Premier long métrage réalisé par Isaiah Saxon, "La Légende d'Ochi" mêle l'esprit des films des années 80 et 90 avec un discours moderne et de grandes qualités sur le plan visuel. Ne le ratez pas au cinéma.

Ça parle de quoi ?

Dans un village isolé des Carpates, Yuri, une jeune fille élevée dans la crainte des mystérieuses créatures de la forêt appelées Ochis, se voit interdire de sortir après la tombée de la nuit. Un jour, elle découvre un bébé Ochi abandonné par sa meute. Déterminée à le ramener auprès des siens, Yuri va défier les interdits et s’engage dans une aventure extraordinaire au cœur des secrets de la forêt.

La Légende d'Ochi
La Légende d'Ochi
Sortie : 23 avril 2025 | 1h 35min
De Isaiah Saxon
Avec Helena Zengel, Willem Dafoe, Emily Watson
Presse
3,1
Spectateurs
3,0
Séances (271)

Puppet master

Voir Finn Wolfhard dans un film ou une série inspiré(e) de ce qui se faisait dans les années 80 et 90 n'est pas loin de devenir un cliché, mais on le pardonnera à La Légende d'Ochi. Car quand le film se tourne, entre novembre et décembre 2021, l'acteur n'a joué que dans trois saisons de Stranger Things et un seul volet de S.O.S. Fantômes. Et ses qualités vont au-delà de ses influences. Quand on le découvre, le premier long métrage réalisé par Isaiah Saxon, qui s'est fait la main sur quelques clips musicaux auparavant (dont Wanderlust pour Björk), paraît être à la fois frais et la combinaison de films et styles connus.

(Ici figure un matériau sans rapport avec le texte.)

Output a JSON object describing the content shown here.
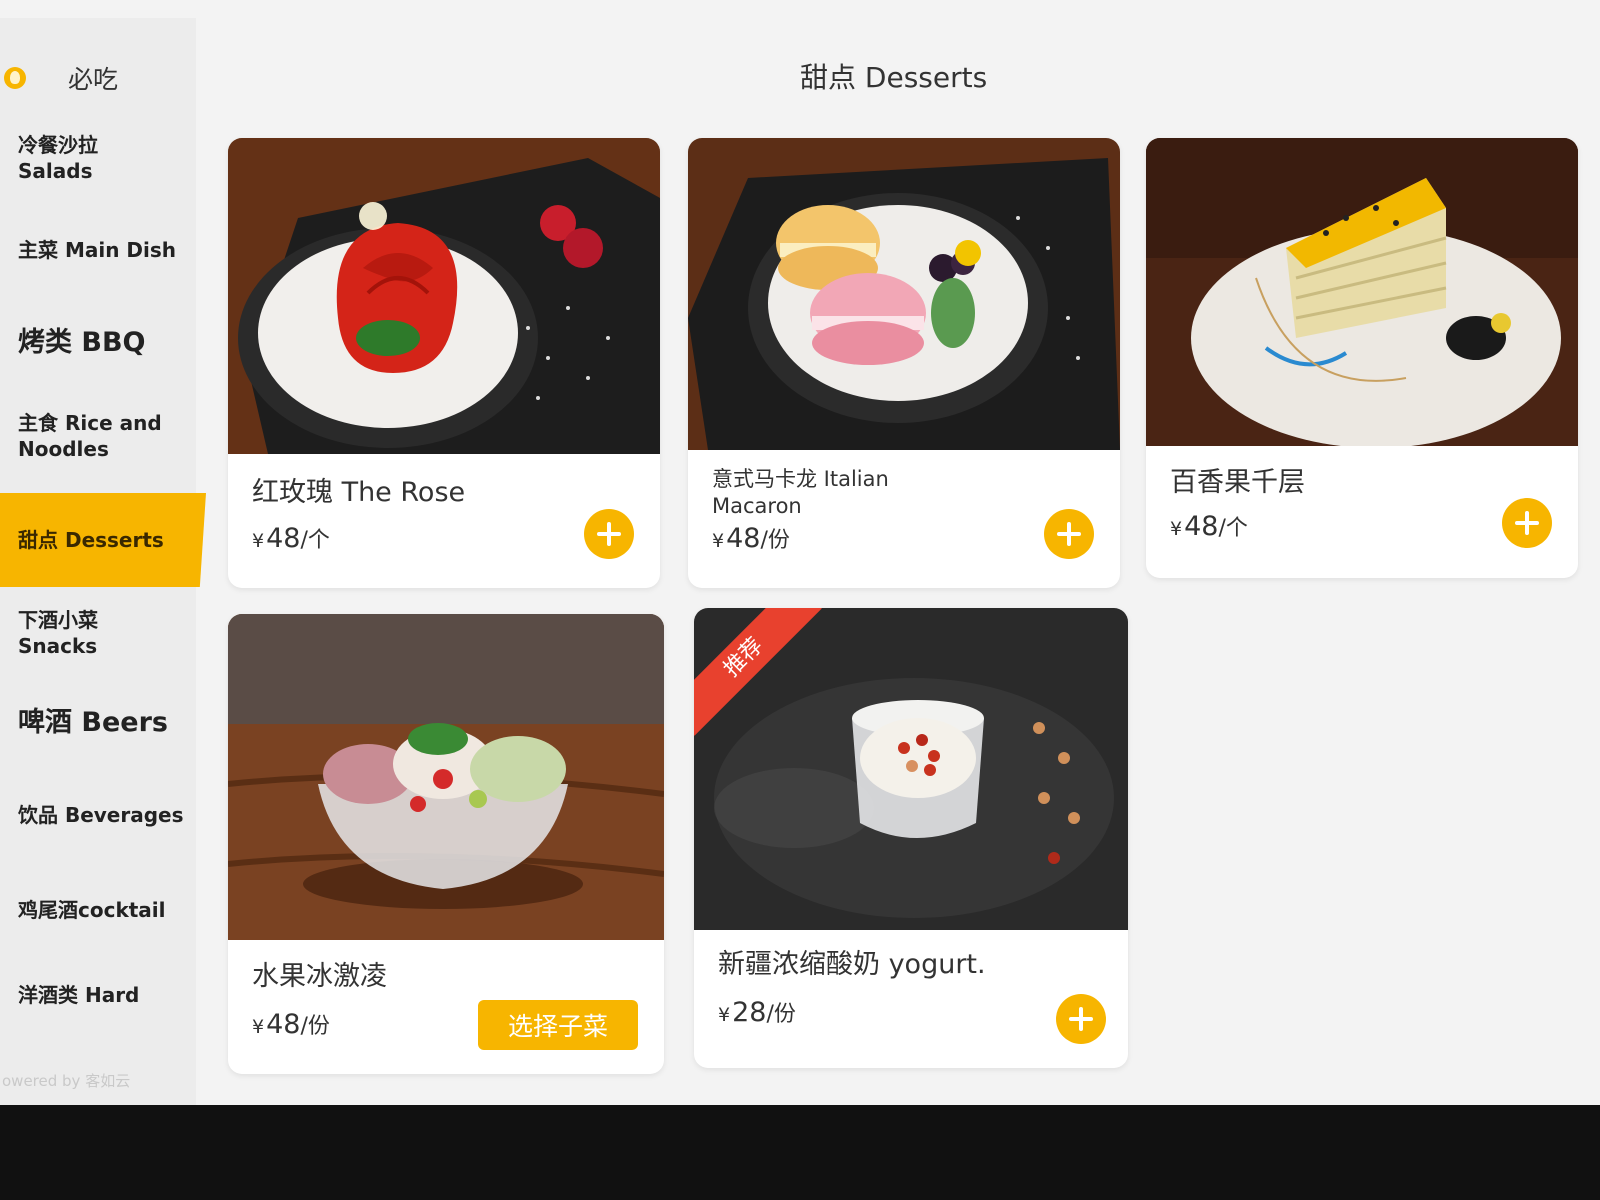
{
  "sidebar": {
    "items": [
      {
        "label": "必吃"
      },
      {
        "label_line1": "冷餐沙拉",
        "label_line2": "Salads"
      },
      {
        "label": "主菜 Main Dish"
      },
      {
        "label": "烤类 BBQ"
      },
      {
        "label_line1": "主食 Rice and",
        "label_line2": "Noodles"
      },
      {
        "label": "甜点 Desserts"
      },
      {
        "label_line1": "下酒小菜",
        "label_line2": "Snacks"
      },
      {
        "label": "啤酒 Beers"
      },
      {
        "label": "饮品 Beverages"
      },
      {
        "label": "鸡尾酒cocktail"
      },
      {
        "label": "洋酒类 Hard"
      }
    ],
    "active_index": 5,
    "powered_by": "owered by 客如云"
  },
  "main": {
    "title": "甜点 Desserts",
    "dishes": [
      {
        "name": "红玫瑰 The Rose",
        "currency": "¥",
        "price": "48",
        "unit": "/个",
        "action": "add"
      },
      {
        "name_line1": "意式马卡龙 Italian",
        "name_line2": "Macaron",
        "currency": "¥",
        "price": "48",
        "unit": "/份",
        "action": "add"
      },
      {
        "name": "百香果千层",
        "currency": "¥",
        "price": "48",
        "unit": "/个",
        "action": "add"
      },
      {
        "name": "水果冰激凌",
        "currency": "¥",
        "price": "48",
        "unit": "/份",
        "action": "choose",
        "choose_label": "选择子菜"
      },
      {
        "name": "新疆浓缩酸奶 yogurt.",
        "currency": "¥",
        "price": "28",
        "unit": "/份",
        "action": "add",
        "badge": "推荐"
      }
    ]
  },
  "colors": {
    "accent": "#f7b500",
    "badge": "#e8412e",
    "sidebar_bg": "#ececec",
    "page_bg": "#f3f3f3"
  }
}
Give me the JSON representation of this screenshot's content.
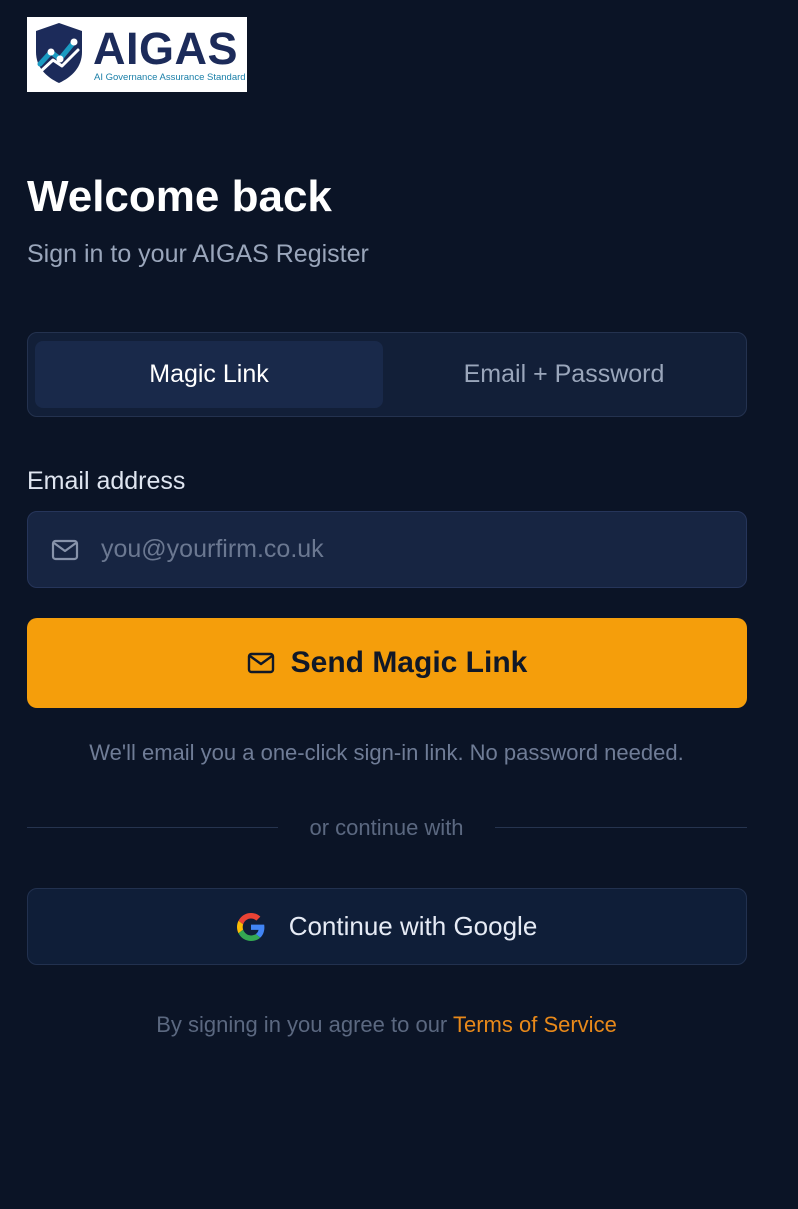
{
  "brand": {
    "name": "AIGAS",
    "tagline": "AI Governance Assurance Standard",
    "colors": {
      "navy": "#1c2b5a",
      "teal": "#1a7fa8"
    }
  },
  "header": {
    "title": "Welcome back",
    "subtitle": "Sign in to your AIGAS Register"
  },
  "tabs": [
    {
      "label": "Magic Link",
      "active": true
    },
    {
      "label": "Email + Password",
      "active": false
    }
  ],
  "form": {
    "email_label": "Email address",
    "email_placeholder": "you@yourfirm.co.uk",
    "email_value": "",
    "email_icon": "mail-icon",
    "submit_label": "Send Magic Link",
    "submit_icon": "mail-icon",
    "helper_text": "We'll email you a one-click sign-in link. No password needed."
  },
  "divider": {
    "text": "or continue with"
  },
  "oauth": {
    "google_label": "Continue with Google",
    "google_icon": "google-icon"
  },
  "footer": {
    "terms_prefix": "By signing in you agree to our",
    "terms_link": "Terms of Service"
  },
  "colors": {
    "background": "#0b1426",
    "accent": "#f59e0b",
    "link": "#e8891a",
    "panel": "#121f38",
    "input_bg": "#172542"
  }
}
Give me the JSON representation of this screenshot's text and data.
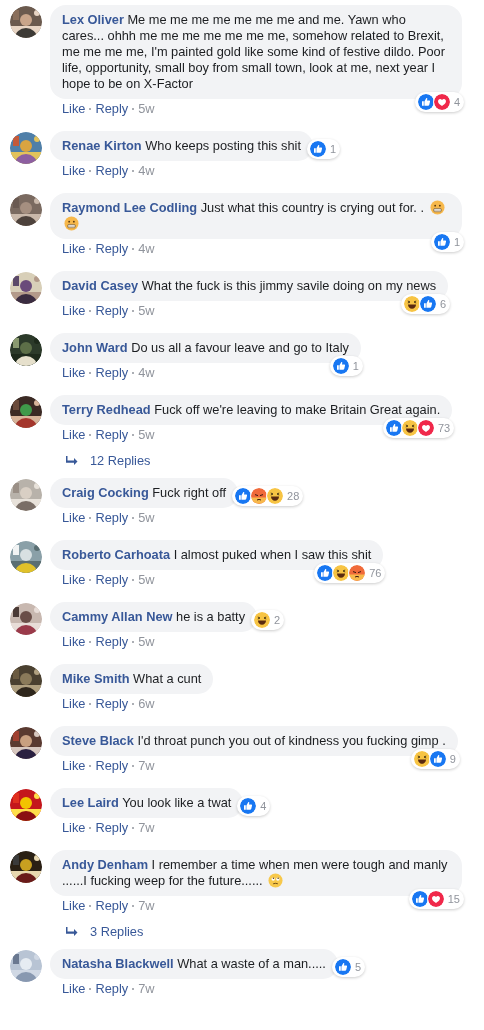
{
  "comments": [
    {
      "kind": "comment",
      "author": "Lex Oliver",
      "text": "Me me me me me me me me and me. Yawn who cares... ohhh me me me me me me me, somehow related to Brexit, me me me me, I'm painted gold like some kind of festive dildo. Poor life, opportunity, small boy from small town, look at me, next year I hope to be on X-Factor",
      "reactions": {
        "beside_text": false,
        "icons": [
          {
            "kind": "like"
          },
          {
            "kind": "love"
          }
        ],
        "count": "4"
      },
      "actions": [
        "Like",
        "Reply"
      ],
      "time": "5w"
    },
    {
      "kind": "comment",
      "author": "Renae Kirton",
      "text": "Who keeps posting this shit",
      "reactions": {
        "beside_text": true,
        "icons": [
          {
            "kind": "like"
          }
        ],
        "count": "1"
      },
      "actions": [
        "Like",
        "Reply"
      ],
      "time": "4w"
    },
    {
      "kind": "comment",
      "author": "Raymond Lee Codling",
      "text": "Just what this country is crying out for. .",
      "emoji": [
        {
          "kind": "grimace"
        },
        {
          "kind": "grimace"
        }
      ],
      "reactions": {
        "beside_text": false,
        "icons": [
          {
            "kind": "like"
          }
        ],
        "count": "1"
      },
      "actions": [
        "Like",
        "Reply"
      ],
      "time": "4w"
    },
    {
      "kind": "comment",
      "author": "David Casey",
      "text": "What the fuck is this jimmy savile doing on my news",
      "reactions": {
        "beside_text": false,
        "icons": [
          {
            "kind": "haha"
          },
          {
            "kind": "like"
          }
        ],
        "count": "6"
      },
      "actions": [
        "Like",
        "Reply"
      ],
      "time": "5w"
    },
    {
      "kind": "comment",
      "author": "John Ward",
      "text": "Do us all a favour leave and go to Italy",
      "reactions": {
        "beside_text": false,
        "icons": [
          {
            "kind": "like"
          }
        ],
        "count": "1"
      },
      "actions": [
        "Like",
        "Reply"
      ],
      "time": "4w"
    },
    {
      "kind": "comment",
      "author": "Terry Redhead",
      "text": "Fuck off we're leaving to make Britain Great again.",
      "reactions": {
        "beside_text": false,
        "icons": [
          {
            "kind": "like"
          },
          {
            "kind": "haha"
          },
          {
            "kind": "love"
          }
        ],
        "count": "73"
      },
      "actions": [
        "Like",
        "Reply"
      ],
      "time": "5w"
    },
    {
      "kind": "replies",
      "label": "12 Replies"
    },
    {
      "kind": "comment",
      "author": "Craig Cocking",
      "text": "Fuck right off",
      "reactions": {
        "beside_text": true,
        "icons": [
          {
            "kind": "like"
          },
          {
            "kind": "angry"
          },
          {
            "kind": "haha"
          }
        ],
        "count": "28"
      },
      "actions": [
        "Like",
        "Reply"
      ],
      "time": "5w"
    },
    {
      "kind": "comment",
      "author": "Roberto Carhoata",
      "text": "I almost puked when I saw this shit",
      "reactions": {
        "beside_text": false,
        "icons": [
          {
            "kind": "like"
          },
          {
            "kind": "haha"
          },
          {
            "kind": "angry"
          }
        ],
        "count": "76"
      },
      "actions": [
        "Like",
        "Reply"
      ],
      "time": "5w"
    },
    {
      "kind": "comment",
      "author": "Cammy Allan New",
      "text": "he is a batty",
      "reactions": {
        "beside_text": true,
        "icons": [
          {
            "kind": "haha"
          }
        ],
        "count": "2"
      },
      "actions": [
        "Like",
        "Reply"
      ],
      "time": "5w"
    },
    {
      "kind": "comment",
      "author": "Mike Smith",
      "text": "What a cunt",
      "actions": [
        "Like",
        "Reply"
      ],
      "time": "6w"
    },
    {
      "kind": "comment",
      "author": "Steve Black",
      "text": "I'd throat punch you out of kindness you fucking gimp .",
      "reactions": {
        "beside_text": false,
        "icons": [
          {
            "kind": "haha"
          },
          {
            "kind": "like"
          }
        ],
        "count": "9"
      },
      "actions": [
        "Like",
        "Reply"
      ],
      "time": "7w"
    },
    {
      "kind": "comment",
      "author": "Lee Laird",
      "text": "You look like a twat",
      "reactions": {
        "beside_text": true,
        "icons": [
          {
            "kind": "like"
          }
        ],
        "count": "4"
      },
      "actions": [
        "Like",
        "Reply"
      ],
      "time": "7w"
    },
    {
      "kind": "comment",
      "author": "Andy Denham",
      "text": "I remember a time when men were tough and manly ......I fucking weep for the future......",
      "emoji": [
        {
          "kind": "eyeroll"
        }
      ],
      "reactions": {
        "beside_text": false,
        "icons": [
          {
            "kind": "like"
          },
          {
            "kind": "love"
          }
        ],
        "count": "15"
      },
      "actions": [
        "Like",
        "Reply"
      ],
      "time": "7w"
    },
    {
      "kind": "replies",
      "label": "3 Replies"
    },
    {
      "kind": "comment",
      "author": "Natasha Blackwell",
      "text": "What a waste of a man.....",
      "reactions": {
        "beside_text": true,
        "icons": [
          {
            "kind": "like"
          }
        ],
        "count": "5"
      },
      "actions": [
        "Like",
        "Reply"
      ],
      "time": "7w"
    }
  ]
}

On se dit par exemple que si Robert Eggers (Nosferatu) avait dirigé un film familial, le résultat pourrait être proche de La Légende d'Ochi, ce qui ne manque pas de faire rire Finn Wolfhard et Helena Zengel (Benni), l'actrice principale de ce conte, lorsqu'on le leur dit : "Ce que ce film a de génial, c'est qu'il s'agit à la fois d'un film d'art & essai et d'un film familial", nous dit le comédien? "Comme si E.T. rencontrait Paris, Texas. Ou un film d'art & essai européen comme Andreï Roublev, ce genre d'épopées européennes à l'ancienne dont, je pense, La Légende d'Ochi s'inspire beaucoup également."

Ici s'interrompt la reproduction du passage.